Recyclage mécanique et recyclage chimique
- Recyclage mécanique : les bouteilles PET sont lavées, broyées en paillettes, fondues puis reformées en granulés ou en fil. La voie est répandue, peu énergivore et économique ; en revanche la chaîne polymère peut raccourcir un peu à chaque cycle, ce qui introduit de légères variations de couleur et de ténacité.
- Recyclage chimique : le PET est décomposé jusqu’à ses monomères (dépolymérisation) puis repolymérisé. Plus coûteuse et plus énergivore, cette voie offre une pureté et une constance très proches du vierge ; elle valorise aussi les flux de déchets mixtes ou teints.
GRS et RCS : la notion de chaîne de contrôle
Pour qu’une déclaration rPET soit crédible, le contenu recyclé doit être traçable de la source à l’étoffe finie. Le GRS (Global Recycled Standard) et le RCS (Recycled Claim Standard) sont les certifications qui documentent cette chaîne de contrôle (chain of custody). Le GRS couvre en outre des critères sociaux, environnementaux et chimiques, alors que le RCS se concentre uniquement sur le suivi du contenu recyclé.
- Chaque maillon de la filière (fil, tricotage, teinture/ennoblissement) doit être certifié et relié au maillon suivant par un certificat de transaction (transaction certificate)
- Le pourcentage de contenu recyclé est suivi et vérifié
- La certification rend auditable la déclaration « recyclé » présentée à l’utilisateur final
Parité de performance avec le PET vierge
La chimie du polymère étant identique, un fil rPET de qualité peut produire des étoffes pratiquement équivalentes au PET vierge en ténacité, gestion de l’humidité, stabilité dimensionnelle et solidité des coloris. Tous les procédés standard s’appliquent aussi au rPET : teinture par colorants dispersés, finesse microfibre, texturation DTY. Le point de vigilance, surtout avec le rPET mécanique, est la constance de la matière première : la propreté de la source et le contrôle de teinture conditionnent l’accord de couleur au sein d’un lot et d’un lot à l’autre.
En résumé pour l’acheteur
Le rPET est un moyen concret d’abaisser les empreintes carbone et déchets sans sacrifier la fonction. Au moment d’acheter une déclaration, demander le type de recyclage (mécanique ou chimique), la certification (GRS ou RCS) et la part de contenu recyclé vérifiée sécurise à la fois les performances et l’intégrité de la déclaration de durabilité.

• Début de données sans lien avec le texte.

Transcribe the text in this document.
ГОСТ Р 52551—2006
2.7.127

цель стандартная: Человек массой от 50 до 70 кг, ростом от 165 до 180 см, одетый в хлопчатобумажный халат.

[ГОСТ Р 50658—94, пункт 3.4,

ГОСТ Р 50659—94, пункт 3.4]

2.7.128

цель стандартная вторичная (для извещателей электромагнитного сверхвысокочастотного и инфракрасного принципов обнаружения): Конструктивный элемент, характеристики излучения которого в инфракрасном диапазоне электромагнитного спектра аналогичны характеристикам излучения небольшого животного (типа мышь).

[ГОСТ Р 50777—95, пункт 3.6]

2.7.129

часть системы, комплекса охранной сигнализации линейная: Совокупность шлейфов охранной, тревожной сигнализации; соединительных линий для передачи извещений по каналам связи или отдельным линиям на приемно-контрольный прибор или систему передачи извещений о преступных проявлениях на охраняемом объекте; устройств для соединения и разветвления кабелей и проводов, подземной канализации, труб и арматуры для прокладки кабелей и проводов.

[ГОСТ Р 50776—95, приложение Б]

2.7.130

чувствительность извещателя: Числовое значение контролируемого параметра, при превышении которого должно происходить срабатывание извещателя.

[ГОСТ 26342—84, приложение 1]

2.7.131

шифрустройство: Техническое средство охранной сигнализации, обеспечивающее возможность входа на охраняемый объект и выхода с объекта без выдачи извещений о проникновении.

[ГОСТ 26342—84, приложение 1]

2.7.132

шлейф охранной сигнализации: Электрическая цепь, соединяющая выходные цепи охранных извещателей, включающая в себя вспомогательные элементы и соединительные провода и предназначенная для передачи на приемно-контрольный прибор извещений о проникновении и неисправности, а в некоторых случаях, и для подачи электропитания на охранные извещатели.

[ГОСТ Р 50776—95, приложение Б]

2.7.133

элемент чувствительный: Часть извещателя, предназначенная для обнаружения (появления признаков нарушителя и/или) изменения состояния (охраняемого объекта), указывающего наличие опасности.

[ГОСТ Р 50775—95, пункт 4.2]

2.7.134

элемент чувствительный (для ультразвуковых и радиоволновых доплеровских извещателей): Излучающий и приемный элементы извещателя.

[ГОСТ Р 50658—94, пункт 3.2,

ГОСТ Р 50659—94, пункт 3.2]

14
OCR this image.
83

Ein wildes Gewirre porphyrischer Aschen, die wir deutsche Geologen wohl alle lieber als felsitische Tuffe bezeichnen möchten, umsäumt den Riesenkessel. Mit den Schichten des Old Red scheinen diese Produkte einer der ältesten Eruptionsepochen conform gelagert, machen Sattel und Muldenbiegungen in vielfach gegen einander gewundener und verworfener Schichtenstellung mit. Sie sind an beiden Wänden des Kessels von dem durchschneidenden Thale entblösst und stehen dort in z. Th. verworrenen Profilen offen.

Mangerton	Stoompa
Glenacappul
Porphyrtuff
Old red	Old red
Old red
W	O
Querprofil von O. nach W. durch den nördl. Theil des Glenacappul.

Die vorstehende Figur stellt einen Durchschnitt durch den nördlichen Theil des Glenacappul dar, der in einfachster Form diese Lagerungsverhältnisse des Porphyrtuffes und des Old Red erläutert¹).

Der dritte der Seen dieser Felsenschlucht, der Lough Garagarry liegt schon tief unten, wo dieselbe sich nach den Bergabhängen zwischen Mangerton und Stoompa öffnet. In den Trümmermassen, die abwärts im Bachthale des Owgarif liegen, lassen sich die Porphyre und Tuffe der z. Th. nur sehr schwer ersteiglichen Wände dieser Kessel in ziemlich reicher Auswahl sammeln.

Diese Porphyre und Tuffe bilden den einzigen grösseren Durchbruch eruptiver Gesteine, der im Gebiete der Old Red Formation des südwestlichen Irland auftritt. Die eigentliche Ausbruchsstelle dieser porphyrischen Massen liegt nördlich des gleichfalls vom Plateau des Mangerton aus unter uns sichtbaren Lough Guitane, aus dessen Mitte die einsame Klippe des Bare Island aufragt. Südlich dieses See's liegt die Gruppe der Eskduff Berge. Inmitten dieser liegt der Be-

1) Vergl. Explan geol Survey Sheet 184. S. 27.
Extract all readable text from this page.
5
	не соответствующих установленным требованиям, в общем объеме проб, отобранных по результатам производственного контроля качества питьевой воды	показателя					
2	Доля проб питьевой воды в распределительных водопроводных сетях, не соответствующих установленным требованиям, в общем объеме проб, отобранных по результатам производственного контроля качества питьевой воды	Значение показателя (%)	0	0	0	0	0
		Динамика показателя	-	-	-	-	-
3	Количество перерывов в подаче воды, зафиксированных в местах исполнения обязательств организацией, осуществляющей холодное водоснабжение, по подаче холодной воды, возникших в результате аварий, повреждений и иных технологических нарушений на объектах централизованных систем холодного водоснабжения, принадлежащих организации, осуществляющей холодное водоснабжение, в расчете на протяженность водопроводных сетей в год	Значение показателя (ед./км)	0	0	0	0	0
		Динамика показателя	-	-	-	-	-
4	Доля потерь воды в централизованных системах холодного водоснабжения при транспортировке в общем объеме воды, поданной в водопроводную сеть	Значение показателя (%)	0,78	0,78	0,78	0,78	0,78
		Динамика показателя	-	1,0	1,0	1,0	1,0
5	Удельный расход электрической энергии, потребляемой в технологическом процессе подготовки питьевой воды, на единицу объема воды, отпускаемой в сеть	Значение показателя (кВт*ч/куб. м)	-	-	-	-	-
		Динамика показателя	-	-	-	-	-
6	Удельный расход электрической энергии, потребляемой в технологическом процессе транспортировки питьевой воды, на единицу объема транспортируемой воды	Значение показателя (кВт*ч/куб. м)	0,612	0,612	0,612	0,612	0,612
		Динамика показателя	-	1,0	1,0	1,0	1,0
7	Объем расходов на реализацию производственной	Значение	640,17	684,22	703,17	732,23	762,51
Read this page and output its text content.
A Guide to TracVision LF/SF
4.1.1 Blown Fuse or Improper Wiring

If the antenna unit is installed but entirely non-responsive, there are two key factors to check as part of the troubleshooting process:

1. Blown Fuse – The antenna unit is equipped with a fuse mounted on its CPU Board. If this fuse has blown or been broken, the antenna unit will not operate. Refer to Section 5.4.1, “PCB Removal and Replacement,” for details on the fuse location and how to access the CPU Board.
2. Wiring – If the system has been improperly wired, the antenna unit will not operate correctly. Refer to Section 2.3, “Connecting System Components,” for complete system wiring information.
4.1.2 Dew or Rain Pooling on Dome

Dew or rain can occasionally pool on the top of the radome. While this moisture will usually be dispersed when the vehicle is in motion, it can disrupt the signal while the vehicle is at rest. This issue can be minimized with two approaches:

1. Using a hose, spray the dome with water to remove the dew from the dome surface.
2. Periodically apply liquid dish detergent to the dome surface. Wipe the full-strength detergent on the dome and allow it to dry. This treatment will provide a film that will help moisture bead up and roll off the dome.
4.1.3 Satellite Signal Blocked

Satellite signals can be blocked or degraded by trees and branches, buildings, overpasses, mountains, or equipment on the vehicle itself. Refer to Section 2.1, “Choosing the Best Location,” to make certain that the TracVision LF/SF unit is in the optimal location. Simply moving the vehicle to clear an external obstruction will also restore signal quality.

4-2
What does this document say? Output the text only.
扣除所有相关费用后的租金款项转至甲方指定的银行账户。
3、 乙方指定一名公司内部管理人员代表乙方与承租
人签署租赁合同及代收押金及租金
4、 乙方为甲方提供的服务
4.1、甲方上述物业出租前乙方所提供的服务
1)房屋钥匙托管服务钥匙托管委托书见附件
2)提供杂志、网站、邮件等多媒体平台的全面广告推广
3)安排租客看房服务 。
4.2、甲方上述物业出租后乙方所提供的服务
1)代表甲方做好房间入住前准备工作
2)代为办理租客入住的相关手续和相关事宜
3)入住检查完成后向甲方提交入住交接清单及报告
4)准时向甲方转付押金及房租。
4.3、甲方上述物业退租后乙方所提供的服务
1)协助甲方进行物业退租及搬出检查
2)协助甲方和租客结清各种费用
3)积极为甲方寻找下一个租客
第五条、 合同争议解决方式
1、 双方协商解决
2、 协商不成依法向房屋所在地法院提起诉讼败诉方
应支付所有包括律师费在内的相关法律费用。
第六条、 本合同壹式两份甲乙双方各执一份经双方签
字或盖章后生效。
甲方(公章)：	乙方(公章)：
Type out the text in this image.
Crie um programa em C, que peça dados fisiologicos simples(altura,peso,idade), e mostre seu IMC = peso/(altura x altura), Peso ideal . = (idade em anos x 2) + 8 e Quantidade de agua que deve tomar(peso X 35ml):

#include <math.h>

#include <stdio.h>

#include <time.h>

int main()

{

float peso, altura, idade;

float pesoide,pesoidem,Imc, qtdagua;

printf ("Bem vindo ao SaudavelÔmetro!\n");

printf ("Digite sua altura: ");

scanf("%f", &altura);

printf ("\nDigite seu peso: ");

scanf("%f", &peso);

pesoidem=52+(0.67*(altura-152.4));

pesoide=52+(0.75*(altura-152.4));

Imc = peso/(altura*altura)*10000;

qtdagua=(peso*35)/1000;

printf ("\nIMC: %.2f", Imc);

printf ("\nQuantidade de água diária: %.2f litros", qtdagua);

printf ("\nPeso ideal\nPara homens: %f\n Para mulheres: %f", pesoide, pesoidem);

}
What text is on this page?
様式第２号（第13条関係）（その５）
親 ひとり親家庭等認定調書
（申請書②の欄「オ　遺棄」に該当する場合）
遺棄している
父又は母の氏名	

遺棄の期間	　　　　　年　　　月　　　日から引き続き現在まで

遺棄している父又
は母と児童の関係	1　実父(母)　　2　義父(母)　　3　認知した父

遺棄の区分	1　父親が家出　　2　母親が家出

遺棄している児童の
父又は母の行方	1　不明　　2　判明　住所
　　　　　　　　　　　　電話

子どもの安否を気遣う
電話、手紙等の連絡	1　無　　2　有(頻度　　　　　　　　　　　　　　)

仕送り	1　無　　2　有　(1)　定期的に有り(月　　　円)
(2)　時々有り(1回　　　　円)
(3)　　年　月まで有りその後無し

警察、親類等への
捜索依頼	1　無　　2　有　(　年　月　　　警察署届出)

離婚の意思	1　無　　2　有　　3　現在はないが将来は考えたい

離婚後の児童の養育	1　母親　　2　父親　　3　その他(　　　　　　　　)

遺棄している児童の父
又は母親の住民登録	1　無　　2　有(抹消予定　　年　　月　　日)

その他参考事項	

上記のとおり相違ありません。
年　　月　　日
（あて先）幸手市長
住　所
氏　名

Pour aller plus loin : le procédé de recyclage mécanique et ses limites
Le recyclage mécanique ne décompose pas le PET par voie chimique ; il fond la paillette et la reforme en fibre ou en granulé. Toute l’histoire se noue donc autour d’une seule grandeur : la longueur de la chaîne moléculaire. La mesure pratique de cette longueur est la viscosité intrinsèque (IV), déterminée par viscosimétrie à capillaire de verre dans une solution phénol/1,1,2,2-tétrachloroéthane 60/40 (ASTM D4603, ISO 1628-5) et exprimée en dL/g. Chaque passage thermique et mécanique abaisse un peu ce nombre ; toute l’ingénierie du rPET consiste à gérer cette baisse et à la récupérer quand il le faut.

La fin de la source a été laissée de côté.